ATLANTA -- The Truist Park organist played The Who’s “Who Are You?” as Bryce Harper strolled to home plate in the fifth inning Thursday night.
Braves fans booed as Harper readied himself in the batter’s box. Seconds later, he smashed a first-pitch slider deep to right field for a game-tying solo home run. A couple of innings later, he bunted up the third-base line for a two-out single, later scoring the tying run on Kyle Schwarber’s double to right field.
If this were last fall, the Phillies might have found a way to win this one. Instead, they lost, 8-5.
“We’ll never think as a team, 'We can’t beat these guys,' or anything like that,” Harper said. “We’ve got to go out there and play our game, and understand the Braves are a really good team. We’re a really good team as well.”
But the Phillies, who beat the Braves in four games last fall in the NLDS, are 23-27. They are 8-14 since they won two in a row in Houston on April 28-29 to improve to 15-13.
The Phils’ play the past few weeks has placed increased significance on this four-game series.
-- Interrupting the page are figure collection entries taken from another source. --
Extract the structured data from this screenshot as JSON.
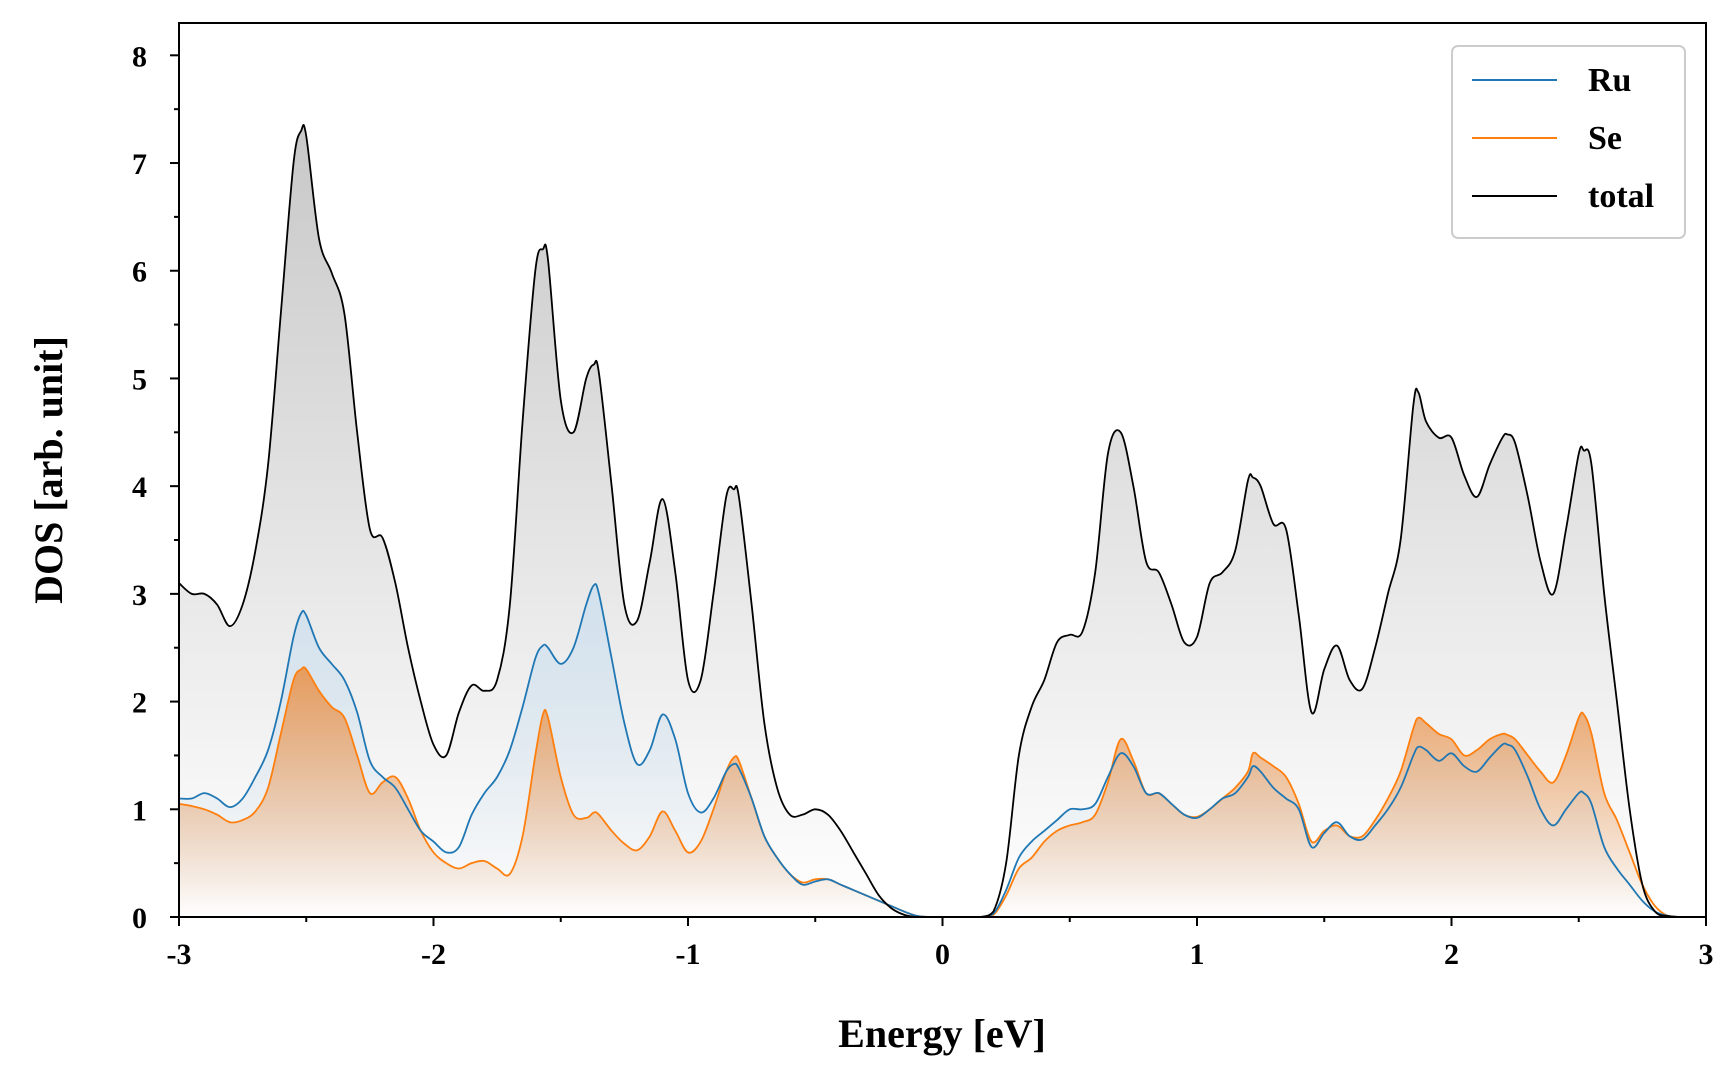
{
  "chart_data": {
    "type": "line",
    "title": "",
    "xlabel": "Energy [eV]",
    "ylabel": "DOS [arb. unit]",
    "xlim": [
      -3,
      3
    ],
    "ylim": [
      0,
      8.3
    ],
    "xticks": [
      "-3",
      "-2",
      "-1",
      "0",
      "1",
      "2",
      "3"
    ],
    "yticks": [
      "0",
      "1",
      "2",
      "3",
      "4",
      "5",
      "6",
      "7",
      "8"
    ],
    "grid": false,
    "legend_position": "top-right",
    "x": [
      -3.0,
      -2.95,
      -2.9,
      -2.85,
      -2.8,
      -2.75,
      -2.7,
      -2.65,
      -2.6,
      -2.55,
      -2.52,
      -2.5,
      -2.45,
      -2.4,
      -2.35,
      -2.3,
      -2.25,
      -2.2,
      -2.15,
      -2.1,
      -2.05,
      -2.0,
      -1.95,
      -1.9,
      -1.85,
      -1.8,
      -1.75,
      -1.7,
      -1.65,
      -1.6,
      -1.57,
      -1.55,
      -1.5,
      -1.45,
      -1.4,
      -1.37,
      -1.35,
      -1.3,
      -1.25,
      -1.2,
      -1.15,
      -1.1,
      -1.05,
      -1.0,
      -0.95,
      -0.9,
      -0.85,
      -0.82,
      -0.8,
      -0.75,
      -0.7,
      -0.65,
      -0.6,
      -0.55,
      -0.5,
      -0.45,
      -0.4,
      -0.35,
      -0.3,
      -0.25,
      -0.2,
      -0.15,
      -0.1,
      -0.05,
      0.0,
      0.05,
      0.1,
      0.15,
      0.2,
      0.25,
      0.3,
      0.35,
      0.4,
      0.45,
      0.5,
      0.55,
      0.6,
      0.65,
      0.7,
      0.75,
      0.8,
      0.85,
      0.9,
      0.95,
      1.0,
      1.05,
      1.1,
      1.15,
      1.2,
      1.22,
      1.25,
      1.3,
      1.35,
      1.4,
      1.45,
      1.5,
      1.55,
      1.6,
      1.65,
      1.7,
      1.75,
      1.8,
      1.85,
      1.87,
      1.9,
      1.95,
      2.0,
      2.05,
      2.1,
      2.15,
      2.2,
      2.22,
      2.25,
      2.3,
      2.35,
      2.4,
      2.45,
      2.5,
      2.52,
      2.55,
      2.6,
      2.65,
      2.7,
      2.75,
      2.8,
      2.85,
      2.9,
      2.95,
      3.0
    ],
    "series": [
      {
        "name": "Ru",
        "color": "#1f77b4",
        "values": [
          1.1,
          1.1,
          1.15,
          1.1,
          1.02,
          1.1,
          1.3,
          1.55,
          2.0,
          2.6,
          2.82,
          2.8,
          2.5,
          2.35,
          2.2,
          1.9,
          1.45,
          1.3,
          1.2,
          1.0,
          0.8,
          0.7,
          0.6,
          0.65,
          0.95,
          1.15,
          1.3,
          1.55,
          1.95,
          2.4,
          2.52,
          2.5,
          2.35,
          2.5,
          2.9,
          3.08,
          3.0,
          2.4,
          1.8,
          1.42,
          1.55,
          1.88,
          1.65,
          1.15,
          0.97,
          1.1,
          1.35,
          1.42,
          1.38,
          1.1,
          0.75,
          0.55,
          0.4,
          0.3,
          0.33,
          0.35,
          0.3,
          0.25,
          0.2,
          0.15,
          0.1,
          0.05,
          0.01,
          0.0,
          0.0,
          0.0,
          0.0,
          0.0,
          0.03,
          0.25,
          0.55,
          0.7,
          0.8,
          0.9,
          1.0,
          1.0,
          1.05,
          1.3,
          1.52,
          1.4,
          1.15,
          1.15,
          1.05,
          0.95,
          0.92,
          1.0,
          1.1,
          1.15,
          1.3,
          1.4,
          1.35,
          1.2,
          1.1,
          1.0,
          0.65,
          0.78,
          0.88,
          0.75,
          0.72,
          0.85,
          1.0,
          1.2,
          1.5,
          1.58,
          1.55,
          1.45,
          1.52,
          1.4,
          1.35,
          1.48,
          1.6,
          1.6,
          1.55,
          1.3,
          1.0,
          0.85,
          1.0,
          1.15,
          1.15,
          1.05,
          0.65,
          0.45,
          0.3,
          0.15,
          0.05,
          0.01,
          0.0,
          0.0,
          0.0
        ],
        "fill": "#dde6ee"
      },
      {
        "name": "Se",
        "color": "#ff7f0e",
        "values": [
          1.05,
          1.03,
          1.0,
          0.95,
          0.88,
          0.9,
          0.98,
          1.2,
          1.7,
          2.2,
          2.3,
          2.3,
          2.1,
          1.95,
          1.85,
          1.5,
          1.15,
          1.25,
          1.3,
          1.1,
          0.8,
          0.6,
          0.5,
          0.45,
          0.5,
          0.52,
          0.45,
          0.4,
          0.75,
          1.5,
          1.88,
          1.85,
          1.3,
          0.95,
          0.92,
          0.97,
          0.95,
          0.8,
          0.68,
          0.62,
          0.75,
          0.98,
          0.8,
          0.6,
          0.7,
          1.0,
          1.35,
          1.48,
          1.45,
          1.1,
          0.75,
          0.55,
          0.4,
          0.32,
          0.35,
          0.35,
          0.3,
          0.25,
          0.2,
          0.15,
          0.1,
          0.05,
          0.01,
          0.0,
          0.0,
          0.0,
          0.0,
          0.0,
          0.02,
          0.2,
          0.45,
          0.55,
          0.7,
          0.8,
          0.85,
          0.88,
          0.95,
          1.25,
          1.65,
          1.45,
          1.15,
          1.15,
          1.05,
          0.95,
          0.93,
          1.0,
          1.1,
          1.2,
          1.35,
          1.52,
          1.48,
          1.4,
          1.3,
          1.05,
          0.7,
          0.8,
          0.85,
          0.75,
          0.75,
          0.9,
          1.1,
          1.35,
          1.75,
          1.85,
          1.8,
          1.7,
          1.65,
          1.5,
          1.55,
          1.65,
          1.7,
          1.69,
          1.65,
          1.5,
          1.35,
          1.25,
          1.5,
          1.85,
          1.88,
          1.7,
          1.15,
          0.9,
          0.6,
          0.3,
          0.1,
          0.01,
          0.0,
          0.0,
          0.0
        ],
        "fill": "#f2994a"
      },
      {
        "name": "total",
        "color": "#000000",
        "values": [
          3.1,
          3.0,
          3.0,
          2.9,
          2.7,
          2.9,
          3.4,
          4.2,
          5.6,
          7.0,
          7.3,
          7.25,
          6.3,
          5.98,
          5.6,
          4.5,
          3.6,
          3.52,
          3.1,
          2.5,
          2.0,
          1.6,
          1.5,
          1.9,
          2.15,
          2.1,
          2.2,
          2.9,
          4.6,
          6.0,
          6.2,
          6.1,
          4.8,
          4.5,
          5.0,
          5.13,
          5.05,
          4.0,
          2.9,
          2.75,
          3.3,
          3.88,
          3.2,
          2.2,
          2.2,
          3.0,
          3.9,
          3.97,
          3.9,
          2.9,
          1.8,
          1.2,
          0.95,
          0.95,
          1.0,
          0.95,
          0.8,
          0.6,
          0.4,
          0.2,
          0.08,
          0.02,
          0.0,
          0.0,
          0.0,
          0.0,
          0.0,
          0.0,
          0.05,
          0.5,
          1.5,
          1.95,
          2.2,
          2.55,
          2.62,
          2.65,
          3.2,
          4.3,
          4.5,
          4.0,
          3.3,
          3.2,
          2.9,
          2.55,
          2.6,
          3.1,
          3.2,
          3.4,
          4.05,
          4.08,
          4.0,
          3.65,
          3.6,
          2.8,
          1.9,
          2.3,
          2.52,
          2.2,
          2.12,
          2.5,
          3.0,
          3.5,
          4.75,
          4.87,
          4.6,
          4.45,
          4.45,
          4.1,
          3.9,
          4.2,
          4.45,
          4.48,
          4.4,
          3.9,
          3.3,
          3.0,
          3.6,
          4.3,
          4.33,
          4.2,
          3.0,
          2.0,
          1.0,
          0.3,
          0.05,
          0.01,
          0.0,
          0.0,
          0.0
        ],
        "fill": "#c8c8c8"
      }
    ]
  }
}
Perhaps it is why Aaron Nola sounded as frustrated as he has been following any start in recent memory. He allowed eight hits, five runs, two walks and three home runs in six innings. It was the first time he had allowed three homers in a game since July 18, 2019.
“I’ve just got to execute,” Nola said. “I didn’t execute well tonight. They didn’t miss any balls over the plate. They hit some bad pitches, a couple good ones. I mean, they pretty much shelled me tonight. … It’s just not a great night.”
Nola allowed a two-run home run in the first inning to Austin Riley, who crushed a 1-1 cutter to deep left-center field. He allowed a solo shot to Marcell Ozuna in the second. Nola allowed a solo homer in the fifth to Riley, who crushed a first-pitch curveball to deep left-center field again.
Maybe Riley was sitting curveball there?
“I think if he was sitting on any pitch, he would have that ball out anyway,” Nola said.
Maybe Riley just has Nola’s number. He has homered five times against him in his career.
“I think it’s just one of those things,” Riley said.
Maybe it is familiarity. It was the 31st time Nola had faced the Braves in his career.
“It’s always a grind against these guys,” Nola said. “I’ve faced these guys like 50 times, you know? It’s frustrating.”
Nola is 4-3 with a 4.59 ERA. It is his highest ERA to begin a season through 11 starts in his career.
Even with Nola scuffling, Harper’s run tied the game in the seventh. But then Gregory Soto allowed three runs on four hits and a walk in the eighth.
Soto has allowed a hit in only six of 25 appearances this season. But in those six games, he has an eye-popping 29.08 ERA, allowing 17 hits, 15 runs (14 earned) and six walks while striking out seven in just 4 1/3 innings. In Soto’s other 19 appearances, he has allowed no hits, one unearned run and six walks with 20 strikeouts in 17 2/3 innings.
“It’s been frustrating,” Soto said through the team’s interpreter. “It’s been a little difficult because I either have really good outings or really bad outings. Those are things I have to fix on the fly.”
The Phillies have a lot of things to fix right now.